The rise of health care, as Winant concedes early in his book, is “intrinsic in the transition from an industrial to a service economy” and happened (with some variation) “everywhere across the global north.” In this respect, The Next Shift accounts less for the rise of health care in postindustrial economies than for the dysfunctional peculiarities of the American version of that story—on stark display in Rust Belt settings like Pittsburgh. I wish Winant had more to offer on both scales, the local and the global.
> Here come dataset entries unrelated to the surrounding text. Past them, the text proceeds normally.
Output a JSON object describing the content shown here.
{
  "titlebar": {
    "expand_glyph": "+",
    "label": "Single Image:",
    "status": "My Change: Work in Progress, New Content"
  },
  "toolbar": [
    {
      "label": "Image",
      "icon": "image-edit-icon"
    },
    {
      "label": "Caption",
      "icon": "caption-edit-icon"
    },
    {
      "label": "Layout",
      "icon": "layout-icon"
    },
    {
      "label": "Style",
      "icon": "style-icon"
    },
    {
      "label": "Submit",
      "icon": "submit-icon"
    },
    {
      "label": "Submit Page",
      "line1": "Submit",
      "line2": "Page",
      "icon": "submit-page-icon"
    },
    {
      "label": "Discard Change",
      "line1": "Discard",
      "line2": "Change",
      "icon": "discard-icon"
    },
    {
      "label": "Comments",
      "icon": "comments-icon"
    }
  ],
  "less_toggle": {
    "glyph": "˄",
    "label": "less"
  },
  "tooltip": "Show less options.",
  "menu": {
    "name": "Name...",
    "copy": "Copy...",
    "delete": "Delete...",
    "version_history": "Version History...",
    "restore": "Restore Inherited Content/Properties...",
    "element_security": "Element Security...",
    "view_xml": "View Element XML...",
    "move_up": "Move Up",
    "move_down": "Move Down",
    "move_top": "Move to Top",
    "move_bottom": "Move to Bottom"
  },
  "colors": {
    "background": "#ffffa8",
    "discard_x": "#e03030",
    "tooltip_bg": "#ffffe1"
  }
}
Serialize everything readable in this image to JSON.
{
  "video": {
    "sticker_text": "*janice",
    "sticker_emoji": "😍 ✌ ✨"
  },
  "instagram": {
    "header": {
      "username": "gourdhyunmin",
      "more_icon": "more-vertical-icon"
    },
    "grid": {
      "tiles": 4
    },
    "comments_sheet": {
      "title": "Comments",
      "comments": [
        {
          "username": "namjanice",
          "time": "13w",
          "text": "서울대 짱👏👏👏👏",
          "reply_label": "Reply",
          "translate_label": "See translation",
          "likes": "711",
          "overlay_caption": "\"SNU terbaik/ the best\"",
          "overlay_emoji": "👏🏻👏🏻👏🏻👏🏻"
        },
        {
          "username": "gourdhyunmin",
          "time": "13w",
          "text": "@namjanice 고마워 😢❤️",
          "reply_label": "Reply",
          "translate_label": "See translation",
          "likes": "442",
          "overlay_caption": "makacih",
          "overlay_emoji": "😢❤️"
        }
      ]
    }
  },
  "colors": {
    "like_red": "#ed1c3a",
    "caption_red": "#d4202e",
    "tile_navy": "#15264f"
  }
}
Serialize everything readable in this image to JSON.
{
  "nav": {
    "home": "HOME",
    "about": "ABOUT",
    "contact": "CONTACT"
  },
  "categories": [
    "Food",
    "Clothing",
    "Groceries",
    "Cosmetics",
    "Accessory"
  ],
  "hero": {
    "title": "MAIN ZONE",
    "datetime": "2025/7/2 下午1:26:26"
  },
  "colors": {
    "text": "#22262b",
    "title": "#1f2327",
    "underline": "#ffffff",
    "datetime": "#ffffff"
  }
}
The Next Shift has a strong sense of place (especially in its treatment of local hospitals and local patterns of segregation), but it is largely silent on the importance of health care (“eds and meds”) as an urban growth strategy, and on the role of local governments in encouraging, managing, and subsidizing the health-care industry’s growth.
More attention to the global, in turn, would harness Winant’s insights—usefully in my view—to our understanding of how the shambolic marriage of private and public coverage costs so much and delivers so little. Our health-care system swallows 17 percent of gross domestic product (nearly twice the average among the member states of the Organization for Economic Cooperation and Development), leaves millions uninsured and millions more underinsured, and—because both access to care and the social determinants of health are so starkly unequal—delivers health outcomes that leave us trailing the pack of our peers. In this carnival of profit and waste (the latter accounting for one-quarter of all health spending), the dismal wages and working conditions detailed by Winant are especially damning.